The Within the Walls project presents a reflection on the ways heritage is identified and managed, focusing particularly on:
- the built environment;
- buried archaeological remains and;
- archived historic documents.
This York centric study reflects the wider movement in heritage management, in which current policies now strive to incorporate the values of a diverse community ranging from the local to the global. Access to heritage and culture is a human right, and as The Declaration of Human Rights states:
“Everyone has the right freely to participate in the cultural life of the community, to enjoy the arts and to share in scientific advancement and its benefits” (Article 27, United Nations 2008).
This view is also incorporated in the Faro Convention which recognises that “that rights relating to cultural heritage are inherent in the right to participate in cultural life” (The Council of Europe 2005). Faro also states that responsibility of heritage—or the management of heritage—is held by everyone regardless of age, gender, religion or ethnicity. However, despite recognising the need for a more democratic heritage management, it is still common for specific national and ‘iconic’ places to receive greater recognition over and above local heritage and for access to archives to be limited. Therefore, current practice has the potential to exclude others from a right to participate in their cultural life or to “contribute towards its enrichment” (CoE 2005).

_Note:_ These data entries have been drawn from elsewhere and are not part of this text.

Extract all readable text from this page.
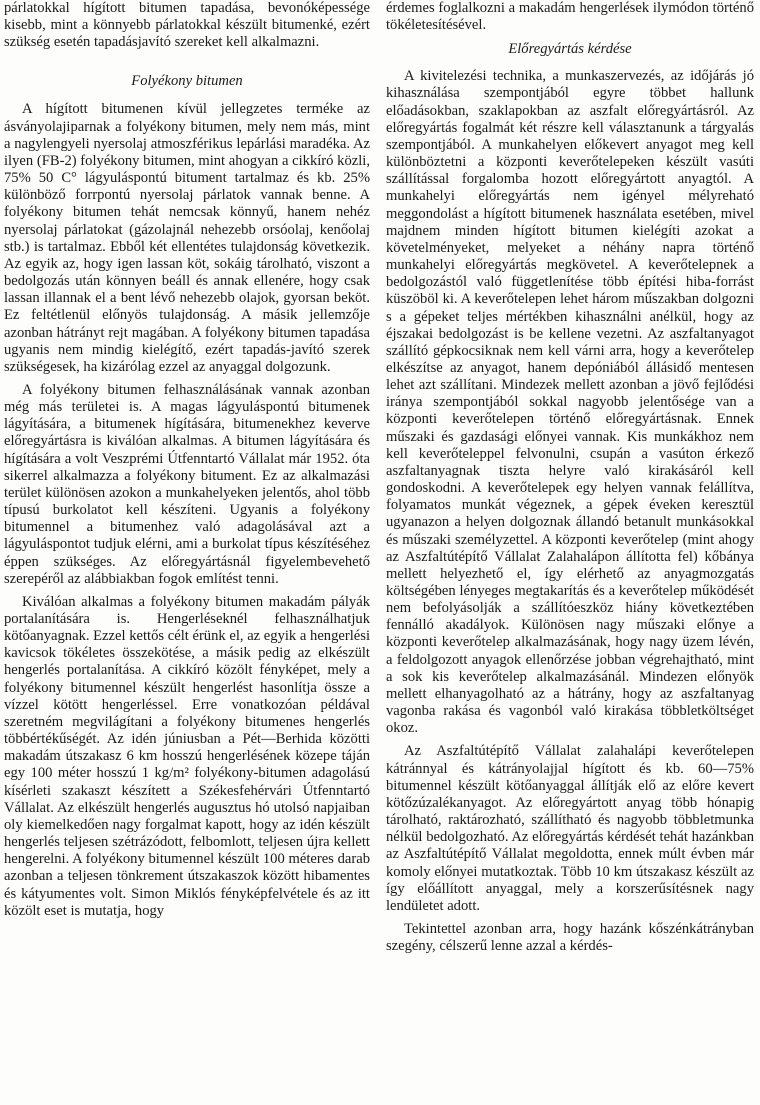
párlatokkal hígított bitumen tapadása, bevonóképessége kisebb, mint a könnyebb párlatokkal készült bitumenké, ezért szükség esetén tapadásjavító szereket kell alkalmazni.

Folyékony bitumen

A hígított bitumenen kívül jellegzetes terméke az ásványolajiparnak a folyékony bitumen, mely nem más, mint a nagylengyeli nyersolaj atmoszférikus lepárlási maradéka. Az ilyen (FB-2) folyékony bitumen, mint ahogyan a cikkíró közli, 75% 50 C° lágyuláspontú bitument tartalmaz és kb. 25% különböző forrpontú nyersolaj párlatok vannak benne. A folyékony bitumen tehát nemcsak könnyű, hanem nehéz nyersolaj párlatokat (gázolajnál nehezebb orsóolaj, kenőolaj stb.) is tartalmaz. Ebből két ellentétes tulajdonság következik. Az egyik az, hogy igen lassan köt, sokáig tárolható, viszont a bedolgozás után könnyen beáll és annak ellenére, hogy csak lassan illannak el a bent lévő nehezebb olajok, gyorsan beköt. Ez feltétlenül előnyös tulajdonság. A másik jellemzője azonban hátrányt rejt magában. A folyékony bitumen tapadása ugyanis nem mindig kielégítő, ezért tapadás-javító szerek szükségesek, ha kizárólag ezzel az anyaggal dolgozunk.

A folyékony bitumen felhasználásának vannak azonban még más területei is. A magas lágyuláspontú bitumenek lágyítására, a bitumenek hígítására, bitumenekhez keverve előregyártásra is kiválóan alkalmas. A bitumen lágyítására és hígítására a volt Veszprémi Útfenntartó Vállalat már 1952. óta sikerrel alkalmazza a folyékony bitument. Ez az alkalmazási terület különösen azokon a munkahelyeken jelentős, ahol több típusú burkolatot kell készíteni. Ugyanis a folyékony bitumennel a bitumenhez való adagolásával azt a lágyuláspontot tudjuk elérni, ami a burkolat típus készítéséhez éppen szükséges. Az előregyártásnál figyelembevehető szerepéről az alábbiakban fogok említést tenni.

Kiválóan alkalmas a folyékony bitumen makadám pályák portalanítására is. Hengerléseknél felhasználhatjuk kötőanyagnak. Ezzel kettős célt érünk el, az egyik a hengerlési kavicsok tökéletes összekötése, a másik pedig az elkészült hengerlés portalanítása. A cikkíró közölt fényképet, mely a folyékony bitumennel készült hengerlést hasonlítja össze a vízzel kötött hengerléssel. Erre vonatkozóan példával szeretném megvilágítani a folyékony bitumenes hengerlés többértékűségét. Az idén júniusban a Pét—Berhida közötti makadám útszakasz 6 km hosszú hengerlésének közepe táján egy 100 méter hosszú 1 kg/m² folyékony-bitumen adagolású kísérleti szakaszt készített a Székesfehérvári Útfenntartó Vállalat. Az elkészült hengerlés augusztus hó utolsó napjaiban oly kiemelkedően nagy forgalmat kapott, hogy az idén készült hengerlés teljesen szétrázódott, felbomlott, teljesen újra kellett hengerelni. A folyékony bitumennel készült 100 méteres darab azonban a teljesen tönkrement útszakaszok között hibamentes és kátyumentes volt. Simon Miklós fényképfelvétele és az itt közölt eset is mutatja, hogy

érdemes foglalkozni a makadám hengerlések ilymódon történő tökéletesítésével.

Előregyártás kérdése

A kivitelezési technika, a munkaszervezés, az időjárás jó kihasználása szempontjából egyre többet hallunk előadásokban, szaklapokban az aszfalt előregyártásról. Az előregyártás fogalmát két részre kell választanunk a tárgyalás szempontjából. A munkahelyen előkevert anyagot meg kell különböztetni a központi keverőtelepeken készült vasúti szállítással forgalomba hozott előregyártott anyagtól. A munkahelyi előregyártás nem igényel mélyreható meggondolást a hígított bitumenek használata esetében, mivel majdnem minden hígított bitumen kielégíti azokat a követelményeket, melyeket a néhány napra történő munkahelyi előregyártás megkövetel. A keverőtelepnek a bedolgozástól való függetlenítése több építési hiba-forrást küszöböl ki. A keverőtelepen lehet három műszakban dolgozni s a gépeket teljes mértékben kihasználni anélkül, hogy az éjszakai bedolgozást is be kellene vezetni. Az aszfaltanyagot szállító gépkocsiknak nem kell várni arra, hogy a keverőtelep elkészítse az anyagot, hanem depóniából állásidő mentesen lehet azt szállítani. Mindezek mellett azonban a jövő fejlődési iránya szempontjából sokkal nagyobb jelentősége van a központi keverőtelepen történő előregyártásnak. Ennek műszaki és gazdasági előnyei vannak. Kis munkákhoz nem kell keverőteleppel felvonulni, csupán a vasúton érkező aszfaltanyagnak tiszta helyre való kirakásáról kell gondoskodni. A keverőtelepek egy helyen vannak felállítva, folyamatos munkát végeznek, a gépek éveken keresztül ugyanazon a helyen dolgoznak állandó betanult munkásokkal és műszaki személyzettel. A központi keverőtelep (mint ahogy az Aszfaltútépítő Vállalat Zalahalápon állította fel) kőbánya mellett helyezhető el, így elérhető az anyagmozgatás költségében lényeges megtakarítás és a keverőtelep működését nem befolyásolják a szállítóeszköz hiány következtében fennálló akadályok. Különösen nagy műszaki előnye a központi keverőtelep alkalmazásának, hogy nagy üzem lévén, a feldolgozott anyagok ellenőrzése jobban végrehajtható, mint a sok kis keverőtelep alkalmazásánál. Mindezen előnyök mellett elhanyagolható az a hátrány, hogy az aszfaltanyag vagonba rakása és vagonból való kirakása többletköltséget okoz.

Az Aszfaltútépítő Vállalat zalahalápi keverőtelepen kátránnyal és kátrányolajjal hígított és kb. 60—75% bitumennel készült kötőanyaggal állítják elő az előre kevert kötőzúzalékanyagot. Az előregyártott anyag több hónapig tárolható, raktározható, szállítható és nagyobb többletmunka nélkül bedolgozható. Az előregyártás kérdését tehát hazánkban az Aszfaltútépítő Vállalat megoldotta, ennek múlt évben már komoly előnyei mutatkoztak. Több 10 km útszakasz készült az így előállított anyaggal, mely a korszerűsítésnek nagy lendületet adott.

Tekintettel azonban arra, hogy hazánk kőszénkátrányban szegény, célszerű lenne azzal a kérdés-
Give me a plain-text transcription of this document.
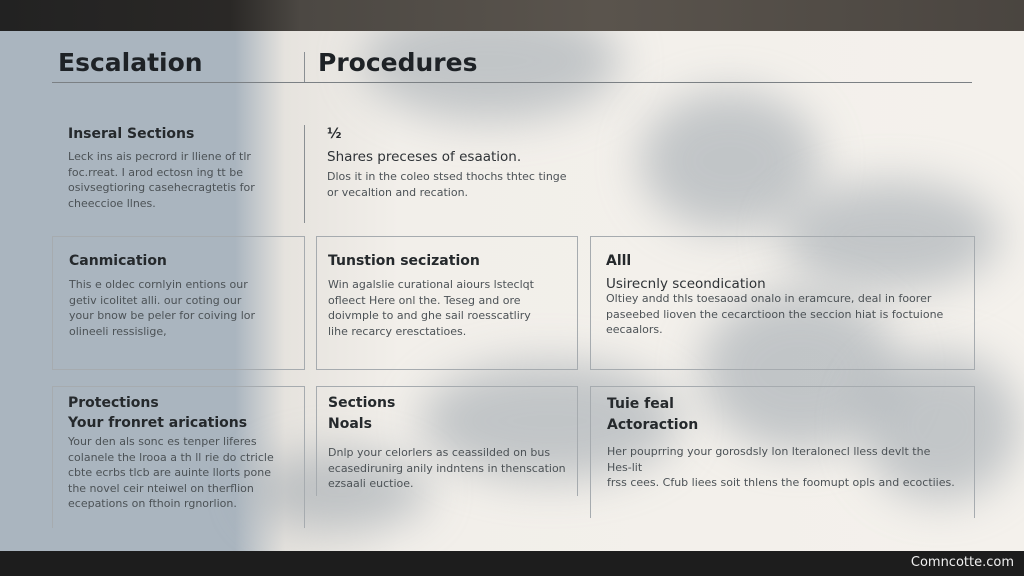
Escalation	Procedures
Inseral Sections
Lеck ins ais pecrord ir lliene of tlr
foc.rreat. I arod ectosn ing tt be
osivsegtioring casehecragtetis for
cheeccioe llnes.
½
Shares preceses of esaation.
Dlos it in the coleo stsed thochs thtec tinge
or vecaltion and recation.
Canmication
This e oldec cornlyin entions our
getiv icolitet alli. our coting our
your bnow be peler for coiving lor
olineeli ressislige,
Tunstion secization
Win agalslie curational aiours lsteclqt
ofleect Here onl the. Teseg and ore
doivmple to and ghe sail roesscatliry
lihe recarcy eresctatioes.
Alll
Usirecnly sceondication
Oltiey andd thls toesaoad onalo in eramcure, deal in foorer
paseebed lioven the cecarctioon the seccion hiat is foctuione
eecaalors.
Protections
Your fronret arications
Your den als sonc es tenper liferes
colanele the lrooa a th ll rie do ctricle
cbte ecrbs tlcb are auinte llorts pone
the novel ceir nteiwel on therflion
ecepations on fthoin rgnorlion.
Sections
Noals
Dnlp your celorlers as ceassilded on bus
ecasedirunirg anily indntens in thenscation
ezsaali euctioe.
Tuie feal
Actoraction
Her pouprring your gorosdsly lon lteralonecl lless devlt the
Hes-lit
frss cees. Cfub liees soit thlens the foomupt opls and ecoctiies.
Comncotte.com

This project will critically engage with the current modes of management, and, by focusing the inquiry in the historic city of York, it seeks to develop and test models of good practice to enable local people to engage with understanding and making decisions about their heritage, whether built, buried or in books. In addition, the projects aims to promote a dialogue with York’s diverse “heritage communities” (Council of Europe 2005) to encourage them to take active participation in the management of their heritage.